O “preço barato” levanta dúvidas. Como na história das “armas de destruição em massa”, há um tipo de marketing sendo usado pela Casa Branca para vender uma narrativa da hackeamento que poderia deixar os repórteres nervosos. Por exemplo, esse trecho da fala de Obama sobre os maus tratos sofridos por diplomatas americanos em Moscou: “Além do mais, nossos diplomatas em Moscou experimentaram, no último ano, um nível inaceitável de provocação pela polícia e serviços de segurança russos.”
Isso parece referir-se a um incidente, durante o verão, em que um diplomata americano foi espancado em Moscou, fora do contexto diplomático. Foi depois de um caso, em 2013, em que um diplomata dos EUA chamado Ryan Fogle foi preso de maneira semelhante.
Fogle foi descrito como um agente da CIA, de forma inequívoca, em vários relatórios russos. Fotos do kit espião de Fogle – que incluía perucas e um mapa da cidade – tornaram-se fonte de muitas piadas na imprensa russa e nas mídias sociais. De maneira semelhante a essa história de hackers aqui nos EUA, os cidadãos russos comuns pareciam divididos sobre se deviam ou não acreditar.

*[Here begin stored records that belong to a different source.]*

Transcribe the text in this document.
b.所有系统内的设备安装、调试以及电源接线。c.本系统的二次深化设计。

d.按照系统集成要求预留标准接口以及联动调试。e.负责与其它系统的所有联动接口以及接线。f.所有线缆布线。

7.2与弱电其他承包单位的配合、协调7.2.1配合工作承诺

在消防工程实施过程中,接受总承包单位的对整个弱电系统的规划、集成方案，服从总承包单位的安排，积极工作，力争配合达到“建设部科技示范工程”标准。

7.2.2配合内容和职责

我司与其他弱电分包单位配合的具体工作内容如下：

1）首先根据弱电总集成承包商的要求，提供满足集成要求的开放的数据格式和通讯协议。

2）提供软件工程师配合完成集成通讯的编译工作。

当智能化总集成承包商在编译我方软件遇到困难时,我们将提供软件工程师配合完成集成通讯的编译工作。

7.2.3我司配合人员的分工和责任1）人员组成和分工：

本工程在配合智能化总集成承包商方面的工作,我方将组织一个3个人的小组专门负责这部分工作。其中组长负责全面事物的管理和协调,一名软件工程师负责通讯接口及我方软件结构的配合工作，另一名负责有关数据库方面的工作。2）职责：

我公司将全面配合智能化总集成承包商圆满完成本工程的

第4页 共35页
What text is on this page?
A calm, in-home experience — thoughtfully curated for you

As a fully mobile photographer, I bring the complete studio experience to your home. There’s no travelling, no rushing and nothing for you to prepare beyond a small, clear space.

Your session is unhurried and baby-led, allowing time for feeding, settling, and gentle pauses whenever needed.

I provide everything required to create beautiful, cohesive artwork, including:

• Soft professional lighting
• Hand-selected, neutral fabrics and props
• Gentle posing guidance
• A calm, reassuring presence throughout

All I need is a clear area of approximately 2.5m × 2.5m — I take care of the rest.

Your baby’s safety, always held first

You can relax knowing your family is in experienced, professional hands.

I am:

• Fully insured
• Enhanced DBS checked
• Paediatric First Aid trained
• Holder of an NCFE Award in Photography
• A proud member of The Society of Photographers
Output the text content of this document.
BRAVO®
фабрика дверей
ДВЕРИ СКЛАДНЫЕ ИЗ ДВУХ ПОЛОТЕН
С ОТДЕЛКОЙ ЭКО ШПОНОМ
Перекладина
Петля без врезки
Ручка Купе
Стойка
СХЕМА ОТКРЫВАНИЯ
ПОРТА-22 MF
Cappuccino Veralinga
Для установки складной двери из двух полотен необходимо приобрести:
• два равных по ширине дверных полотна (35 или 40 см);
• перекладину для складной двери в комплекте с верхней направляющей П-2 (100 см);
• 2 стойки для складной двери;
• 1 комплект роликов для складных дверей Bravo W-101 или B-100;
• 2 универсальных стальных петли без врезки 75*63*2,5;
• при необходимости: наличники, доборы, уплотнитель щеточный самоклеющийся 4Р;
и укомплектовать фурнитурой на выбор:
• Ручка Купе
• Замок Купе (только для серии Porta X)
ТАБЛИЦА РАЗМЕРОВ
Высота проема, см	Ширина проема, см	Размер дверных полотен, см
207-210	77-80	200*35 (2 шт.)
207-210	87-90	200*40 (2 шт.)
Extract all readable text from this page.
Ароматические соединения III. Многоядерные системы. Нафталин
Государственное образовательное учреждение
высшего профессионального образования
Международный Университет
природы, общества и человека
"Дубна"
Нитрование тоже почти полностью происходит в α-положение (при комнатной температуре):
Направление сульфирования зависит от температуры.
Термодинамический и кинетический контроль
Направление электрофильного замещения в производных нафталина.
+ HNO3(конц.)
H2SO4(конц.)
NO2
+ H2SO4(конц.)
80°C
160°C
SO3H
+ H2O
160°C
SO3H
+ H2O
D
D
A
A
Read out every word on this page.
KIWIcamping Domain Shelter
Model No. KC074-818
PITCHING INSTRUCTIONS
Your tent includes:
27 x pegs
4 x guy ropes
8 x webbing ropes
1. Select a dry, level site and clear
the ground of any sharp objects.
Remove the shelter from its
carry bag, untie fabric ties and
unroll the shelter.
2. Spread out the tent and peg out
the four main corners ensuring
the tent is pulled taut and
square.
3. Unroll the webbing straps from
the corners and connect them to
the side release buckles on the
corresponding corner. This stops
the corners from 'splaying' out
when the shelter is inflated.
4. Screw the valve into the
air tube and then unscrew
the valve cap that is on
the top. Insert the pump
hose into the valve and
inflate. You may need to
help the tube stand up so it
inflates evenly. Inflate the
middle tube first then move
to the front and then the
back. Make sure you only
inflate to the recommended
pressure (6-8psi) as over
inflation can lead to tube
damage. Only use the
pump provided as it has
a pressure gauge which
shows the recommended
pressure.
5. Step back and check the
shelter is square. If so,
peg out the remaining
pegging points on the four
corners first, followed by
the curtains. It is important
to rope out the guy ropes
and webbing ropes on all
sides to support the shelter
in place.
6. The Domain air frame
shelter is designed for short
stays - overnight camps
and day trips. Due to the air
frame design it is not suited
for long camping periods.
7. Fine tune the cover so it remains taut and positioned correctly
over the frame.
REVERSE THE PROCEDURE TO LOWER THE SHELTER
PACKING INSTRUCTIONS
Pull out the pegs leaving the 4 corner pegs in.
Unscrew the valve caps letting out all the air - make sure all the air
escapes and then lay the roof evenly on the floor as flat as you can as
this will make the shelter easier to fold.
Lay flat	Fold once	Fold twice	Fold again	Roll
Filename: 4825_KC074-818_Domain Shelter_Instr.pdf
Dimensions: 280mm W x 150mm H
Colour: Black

Se os russos atrapalharam uma eleição, isso por si só seria suficiente para garantir uma resposta maciça – muito pior do que respostas pesadas para episódios de espionagem comuns. O fato de Obama mencionar essas pelejas monótonas dá a impressão de que ele está jogando alguma coisa para reforçar um caso que, em outras condições, seria fraco.
Acrescente-se ao problema que, nos últimos meses de campanha, e também no período pós-eleição, assistimos a uma epidemia de informações sobre a Rússia factualmente fracas e com motivação claramente política. Democratas com vocação de guru têm sido irritantemente rápidos ao usar frases como “a Rússia hackeou a eleição”.
Isso levou a uma confusão generalizada, entre as pessoas que ouvem notícias. Teriam os russos hackeado os emails do Comitê Nacional Democrata? (uma história que foi sustentada por ao menos alguma evidência, embora limitada) Ou hackearam a contagem de votos em estados essenciais? (uma lenda muito mais estranha, sem nenhuma evidência merecedora de crédito).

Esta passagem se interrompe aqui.